Asıl saldırı, CIA bağlantılı bir çete tarafından Ergenekon, Balyoz ve bağlantısındaki İzmir-İstanbul Casusluk Davaları ile gerçekleştirildi... Bu saldırıda, TSK’nın iyi yetişmiş, vatansever evlatları tasfiye edilirken ve bu tasfiyeler, çeşitli düzmece disiplin cezalarıyla sürerken, 15 Temmuz’da kullanılan kadroların yükselişi de sağlanmış oldu...
Türkiye, güçlü bir ulusal kimliğe sahip, ordusu ne yaparsanız yapın kurumsal kimliğini korumayı başarıyor, son darbe, 15 Temmuz’da geldi...
Eğer ana hedef, TSK’yı, güçsüzleştirmekse, ki öyle, bu operasyon kısmen başarılmıştır.

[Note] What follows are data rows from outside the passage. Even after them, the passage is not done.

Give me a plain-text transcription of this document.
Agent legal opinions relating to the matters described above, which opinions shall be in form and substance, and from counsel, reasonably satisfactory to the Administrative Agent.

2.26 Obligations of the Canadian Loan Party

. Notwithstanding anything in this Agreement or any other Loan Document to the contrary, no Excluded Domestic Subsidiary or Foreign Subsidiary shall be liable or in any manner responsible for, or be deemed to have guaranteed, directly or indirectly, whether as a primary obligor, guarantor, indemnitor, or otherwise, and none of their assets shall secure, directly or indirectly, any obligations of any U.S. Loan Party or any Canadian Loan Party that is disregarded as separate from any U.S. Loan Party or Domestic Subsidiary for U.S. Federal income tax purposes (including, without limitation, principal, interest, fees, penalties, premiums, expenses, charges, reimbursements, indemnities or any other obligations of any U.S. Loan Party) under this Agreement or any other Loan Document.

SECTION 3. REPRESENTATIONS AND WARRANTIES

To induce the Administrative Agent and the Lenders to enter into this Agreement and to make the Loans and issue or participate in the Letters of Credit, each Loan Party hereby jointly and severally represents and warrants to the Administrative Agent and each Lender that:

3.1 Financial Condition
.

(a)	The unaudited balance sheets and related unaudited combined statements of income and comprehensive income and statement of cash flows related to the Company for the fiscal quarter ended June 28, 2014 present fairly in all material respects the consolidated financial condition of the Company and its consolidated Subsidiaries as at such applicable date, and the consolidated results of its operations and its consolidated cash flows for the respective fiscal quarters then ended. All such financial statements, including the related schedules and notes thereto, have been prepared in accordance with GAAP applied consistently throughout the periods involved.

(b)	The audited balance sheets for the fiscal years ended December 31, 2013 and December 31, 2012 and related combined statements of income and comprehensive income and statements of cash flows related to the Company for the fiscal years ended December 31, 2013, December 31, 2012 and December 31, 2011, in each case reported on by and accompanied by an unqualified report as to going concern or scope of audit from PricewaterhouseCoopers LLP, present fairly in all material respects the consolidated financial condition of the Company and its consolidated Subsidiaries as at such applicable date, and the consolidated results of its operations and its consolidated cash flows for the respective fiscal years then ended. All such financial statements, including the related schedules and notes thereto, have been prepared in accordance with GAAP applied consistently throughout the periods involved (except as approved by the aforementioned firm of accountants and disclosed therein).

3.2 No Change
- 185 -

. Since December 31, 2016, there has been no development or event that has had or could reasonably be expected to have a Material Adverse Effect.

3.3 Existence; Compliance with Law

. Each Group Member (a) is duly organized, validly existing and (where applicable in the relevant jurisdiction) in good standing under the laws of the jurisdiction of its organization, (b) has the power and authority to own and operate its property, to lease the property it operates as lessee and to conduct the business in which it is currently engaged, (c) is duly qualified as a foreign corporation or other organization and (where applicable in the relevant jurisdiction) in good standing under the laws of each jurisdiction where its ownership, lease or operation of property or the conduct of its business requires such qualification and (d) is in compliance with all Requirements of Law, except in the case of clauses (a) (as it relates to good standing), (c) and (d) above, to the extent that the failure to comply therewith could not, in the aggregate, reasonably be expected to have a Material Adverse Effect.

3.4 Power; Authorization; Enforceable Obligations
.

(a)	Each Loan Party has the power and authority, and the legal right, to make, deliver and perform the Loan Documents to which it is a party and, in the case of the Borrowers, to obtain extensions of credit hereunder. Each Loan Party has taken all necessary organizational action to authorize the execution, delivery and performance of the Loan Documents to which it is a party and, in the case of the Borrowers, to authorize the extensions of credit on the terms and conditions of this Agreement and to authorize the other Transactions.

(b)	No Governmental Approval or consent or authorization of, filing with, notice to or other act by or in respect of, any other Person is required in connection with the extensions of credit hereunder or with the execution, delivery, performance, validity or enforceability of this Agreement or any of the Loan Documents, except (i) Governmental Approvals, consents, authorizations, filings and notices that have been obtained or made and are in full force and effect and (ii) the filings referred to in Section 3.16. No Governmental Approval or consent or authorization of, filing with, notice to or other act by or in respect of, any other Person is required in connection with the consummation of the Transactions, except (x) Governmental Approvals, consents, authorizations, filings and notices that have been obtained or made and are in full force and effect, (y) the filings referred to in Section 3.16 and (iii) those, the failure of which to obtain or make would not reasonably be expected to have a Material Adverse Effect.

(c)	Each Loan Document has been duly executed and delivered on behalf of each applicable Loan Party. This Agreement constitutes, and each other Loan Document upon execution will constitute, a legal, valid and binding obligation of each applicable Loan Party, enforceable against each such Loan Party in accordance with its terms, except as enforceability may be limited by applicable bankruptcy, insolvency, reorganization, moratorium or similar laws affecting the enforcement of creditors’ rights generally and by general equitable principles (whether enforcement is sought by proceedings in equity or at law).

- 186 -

TSK’yı güçlendirme ana hedeftir...
Emperyalizmin emirlerini uygulayan bir çetenin başlattığı kalkışmanın, sokağa inen millet, polis teşkilatının kararlı duruşu yanında, TSK içindeki vatanseverlerin üstün gayretiyle bastırıldığını asla göz ardı edemeyiz... Bu nedenle, TSK’yı kurumsal güçsüzlüğe sürükleyecek kararlardan uzak durmak, onu, emperyalist hedeflere inat, en kısa zamanda bölgenin en güçlü ve kararlı ordusu haline getirmek görevimizdir.
Milli ordumuz bünyesinde büyük bir zaafiyetle karşılaştık. Sebep-sonuç ilişkilerini çok iyi değerlendirmemiz, bilimsel sonuçlara varmamız ve ihaneti şekillendiren mekanizmaların ıslahını gerçekleştirmemiz ön koşuldur. Kurumu değil, o kurumun içinde ihanete katılmış olanları hedef almamız, ordunun vatanseverlerin omuzlarında yeniden yükselmesini sağlamamız gerekiyor. Aksi tutum, emperyalizmin hedeflerine ulaşmasını sağlayacaktır...
“Kuvayı Milliye” ruhunu yıkamazsınız!..
15 Temmuz gecesi sokağa inen ve dün Yenikapı’da bir kez daha şahlanan Kuvayı Milliye ruhunu yıkamayacağını emperyalizm anladı. Bundan sonraki hedefi, toplumsal fay hatlarını derinleştirme ve bu ruhun yeniden dirilmesini önleme olacaktır. Eğer, medyanın tüm unsurları, aralarındaki doğal siyasi fikir ayrılıklarını bir kenara bırakır, siyaset de “asgari müşterek” kavramını diri tutarsa, bunu başaramazlar!..
Tekrarlıyorum...
15 Temmuz gecesi ve sonrasında, vatanını emperyalist işgalden kurtaran, demokrasisine, meşru siyasetin tüm kanatlarına sahip çıkan millet, siyasetten yalnız vergi borçlarının affını değil, 12 Eylül darbesinin gölgesinden kurtulmuş, toplumun tüm kesimlerini kucaklayan demokratik bir anayasa beklemektedir!..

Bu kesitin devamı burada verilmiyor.